In einer Videobotschaft betonte Landrat Johannes Maciejonczyk die Bedeutung des Netzwerks für die Zukunftsfähigkeit der Region: „Eine starke MINT-Bildung ist entscheidend für die Fachkräftesicherung und Innovationskraft unseres Landkreises. Das Netzwerk zeigt eindrucksvoll, was entstehen kann, wenn Bildung, Wirtschaft und Gesellschaft gemeinsam Verantwortung übernehmen.“

Im anschließenden Podiumsgespräch wurde deutlich, wie unterschiedlich die Perspektiven auf die neue MINT-Region sind – und wie sehr sie voneinander profitieren. Prof. Dr. Ute Schmid von der Universität Bamberg sprach über ungenutzte Potenziale in der Zusammenarbeit zwischen Hochschule, Schulen und außerschulischen Partnern. Michael Stammberger aus der Wirtschaft machte deutlich, dass verlässliche Kooperationen und frühe Kontakte zu jungen Menschen entscheidend für erfolgreiche Fachkräftesicherung seien. Michael Gerstner vom Verein Innovative Sozialarbeit (iso) hob hervor, wie wichtig starke Netzwerke sind, um auch Kinder und Jugendliche zu erreichen, die bislang wenig Zugang zu MINT-Angeboten haben. Frank Seuling vom MINT-Zentrum Hirschaid zeigte anhand konkreter Beispiele, wie gemeinsame Projekte oft deutlich mehr Wirkung entfalten als Einzelinitiativen.

Wie lebendig und vielfältig die MINT-Landschaft in der Region bereits ist, zeigte sich anschließend in den 16 kurzen Pitches und Projektständen der Netzwerkpartner. Die Universität Bamberg präsentierte Projekte von Wildbienenforschung, über das MINT-Mobil bis hin zu KI-Modulen für Grundschulkinder. Die IHK stellte ihre Ausbildungsscouts vor, die Jugendlichen in Schulen authentische Einblicke in Ausbildungsberufe geben. Das NEO Bamberg gemeinsam mit dem das IfiB begeisterten mit anschaulichen Ausstellungsstücken – von der E-Gitarre bis zum Kühlschrank – und machten Technik im Alltag greifbar.

Auch die Technothek der Bücherei Hallstadt zeigte, wie niedrigschwellige MINT-Angebote für Kinder gelingen können und warb zugleich für ehrenamtliche Unterstützung. Das MINT-Zentrum Hirschaid gab spannende Einblicke in die geplante Erweiterung um einen Makerspace. Die Realschule Scheßlitz berichtete begeistert vom Pilotprojekt „Wirkenlassen“, das interessenorientierte Berufsorientierung mit regionalen Unternehmen verbindet.

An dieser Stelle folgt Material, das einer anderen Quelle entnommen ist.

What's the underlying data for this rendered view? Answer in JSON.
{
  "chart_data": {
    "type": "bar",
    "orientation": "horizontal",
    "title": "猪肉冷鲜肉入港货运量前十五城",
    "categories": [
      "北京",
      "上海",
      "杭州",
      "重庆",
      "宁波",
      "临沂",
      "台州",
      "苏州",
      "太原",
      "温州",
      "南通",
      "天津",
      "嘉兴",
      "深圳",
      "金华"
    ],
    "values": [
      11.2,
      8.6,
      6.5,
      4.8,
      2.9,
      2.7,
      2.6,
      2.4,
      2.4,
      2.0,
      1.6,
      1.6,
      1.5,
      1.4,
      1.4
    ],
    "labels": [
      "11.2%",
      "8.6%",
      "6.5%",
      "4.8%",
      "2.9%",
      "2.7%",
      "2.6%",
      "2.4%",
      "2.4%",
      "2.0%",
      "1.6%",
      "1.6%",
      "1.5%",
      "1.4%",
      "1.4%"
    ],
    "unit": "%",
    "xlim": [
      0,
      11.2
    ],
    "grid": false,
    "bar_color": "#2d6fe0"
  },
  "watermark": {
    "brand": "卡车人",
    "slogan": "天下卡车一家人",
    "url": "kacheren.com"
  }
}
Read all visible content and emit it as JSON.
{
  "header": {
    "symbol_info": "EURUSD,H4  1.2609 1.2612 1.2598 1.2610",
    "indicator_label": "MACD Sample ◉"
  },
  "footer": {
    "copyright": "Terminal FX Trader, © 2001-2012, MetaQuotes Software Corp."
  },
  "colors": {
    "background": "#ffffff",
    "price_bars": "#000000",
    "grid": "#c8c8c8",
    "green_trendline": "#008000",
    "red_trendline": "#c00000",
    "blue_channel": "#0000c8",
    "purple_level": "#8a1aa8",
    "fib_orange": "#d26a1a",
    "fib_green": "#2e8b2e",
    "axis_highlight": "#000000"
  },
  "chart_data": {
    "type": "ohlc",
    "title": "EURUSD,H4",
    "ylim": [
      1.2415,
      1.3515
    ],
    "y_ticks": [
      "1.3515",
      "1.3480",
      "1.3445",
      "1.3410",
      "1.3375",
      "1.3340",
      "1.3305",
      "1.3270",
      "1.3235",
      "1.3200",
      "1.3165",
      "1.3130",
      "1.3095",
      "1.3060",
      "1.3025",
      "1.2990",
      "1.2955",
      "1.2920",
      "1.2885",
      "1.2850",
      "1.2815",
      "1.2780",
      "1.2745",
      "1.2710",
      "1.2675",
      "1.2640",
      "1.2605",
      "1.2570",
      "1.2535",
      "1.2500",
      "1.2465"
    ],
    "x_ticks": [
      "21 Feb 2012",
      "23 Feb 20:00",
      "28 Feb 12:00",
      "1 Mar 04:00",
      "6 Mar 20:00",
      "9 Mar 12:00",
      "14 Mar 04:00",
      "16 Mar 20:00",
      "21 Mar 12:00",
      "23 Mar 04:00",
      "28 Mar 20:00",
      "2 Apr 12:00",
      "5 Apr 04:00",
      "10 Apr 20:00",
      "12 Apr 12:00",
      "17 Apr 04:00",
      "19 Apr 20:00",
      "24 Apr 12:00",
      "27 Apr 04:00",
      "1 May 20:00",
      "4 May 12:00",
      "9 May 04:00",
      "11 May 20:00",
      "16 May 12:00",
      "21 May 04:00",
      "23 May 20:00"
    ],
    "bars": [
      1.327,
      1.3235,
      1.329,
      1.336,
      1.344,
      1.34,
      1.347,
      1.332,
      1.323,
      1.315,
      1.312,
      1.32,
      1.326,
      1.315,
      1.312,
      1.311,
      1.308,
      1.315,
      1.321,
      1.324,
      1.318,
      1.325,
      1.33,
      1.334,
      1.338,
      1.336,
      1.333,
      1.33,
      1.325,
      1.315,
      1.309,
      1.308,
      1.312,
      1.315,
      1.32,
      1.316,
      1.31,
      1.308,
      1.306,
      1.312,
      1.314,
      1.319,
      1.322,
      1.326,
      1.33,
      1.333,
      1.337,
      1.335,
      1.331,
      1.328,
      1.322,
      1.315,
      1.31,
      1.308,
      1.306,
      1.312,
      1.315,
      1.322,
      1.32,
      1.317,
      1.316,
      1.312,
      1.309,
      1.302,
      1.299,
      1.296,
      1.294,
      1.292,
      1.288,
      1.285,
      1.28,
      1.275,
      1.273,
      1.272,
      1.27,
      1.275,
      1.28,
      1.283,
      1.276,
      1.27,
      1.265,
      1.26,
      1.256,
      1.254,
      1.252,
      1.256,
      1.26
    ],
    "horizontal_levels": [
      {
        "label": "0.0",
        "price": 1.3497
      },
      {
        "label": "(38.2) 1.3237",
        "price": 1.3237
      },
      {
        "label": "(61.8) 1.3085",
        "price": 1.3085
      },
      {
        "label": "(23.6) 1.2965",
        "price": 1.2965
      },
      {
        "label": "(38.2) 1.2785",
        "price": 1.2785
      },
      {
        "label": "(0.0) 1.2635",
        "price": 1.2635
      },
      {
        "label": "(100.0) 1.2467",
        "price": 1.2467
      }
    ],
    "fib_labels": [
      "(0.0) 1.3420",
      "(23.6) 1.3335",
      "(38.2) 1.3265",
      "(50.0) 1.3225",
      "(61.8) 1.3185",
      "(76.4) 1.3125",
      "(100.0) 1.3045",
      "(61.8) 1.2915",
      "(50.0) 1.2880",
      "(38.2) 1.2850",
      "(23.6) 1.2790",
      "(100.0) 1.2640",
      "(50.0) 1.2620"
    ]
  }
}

Praxisnah wurde es auch bei der Berufsschule, die eine eigene Ladeinfrastruktur für E-Bikes und Skates entwickelt hat. Die Wirtschaftsregion Bamberg-Forchheim stellte virtuelle Unternehmensrundgänge und eine Influencertour durch regionale Betriebe vor, während die Wirtschaftsförderungen von Stadt und Landkreis ihre gemeinsame Studien- und Berufsorientierungsmesse präsentierten. Natürlich war auch das MINT-Netzwerk selbst mit Projekten wie dem MINT-Wandertag vertreten.

Beim anschließenden Austausch wurden neue Kontakte geknüpft, Ideen diskutiert und konkrete Ansätze für weitere Kooperationen entwickelt.

Deutlich wurde: Die MINT-Region Bamberg versteht sich nicht nur als Auszeichnung, sondern als gemeinsamer Auftrag. Ziel ist es, die vielfältigen Aktivitäten in der Region langfristig zu vernetzen, sichtbar zu machen und gemeinsam weiterzuentwickeln.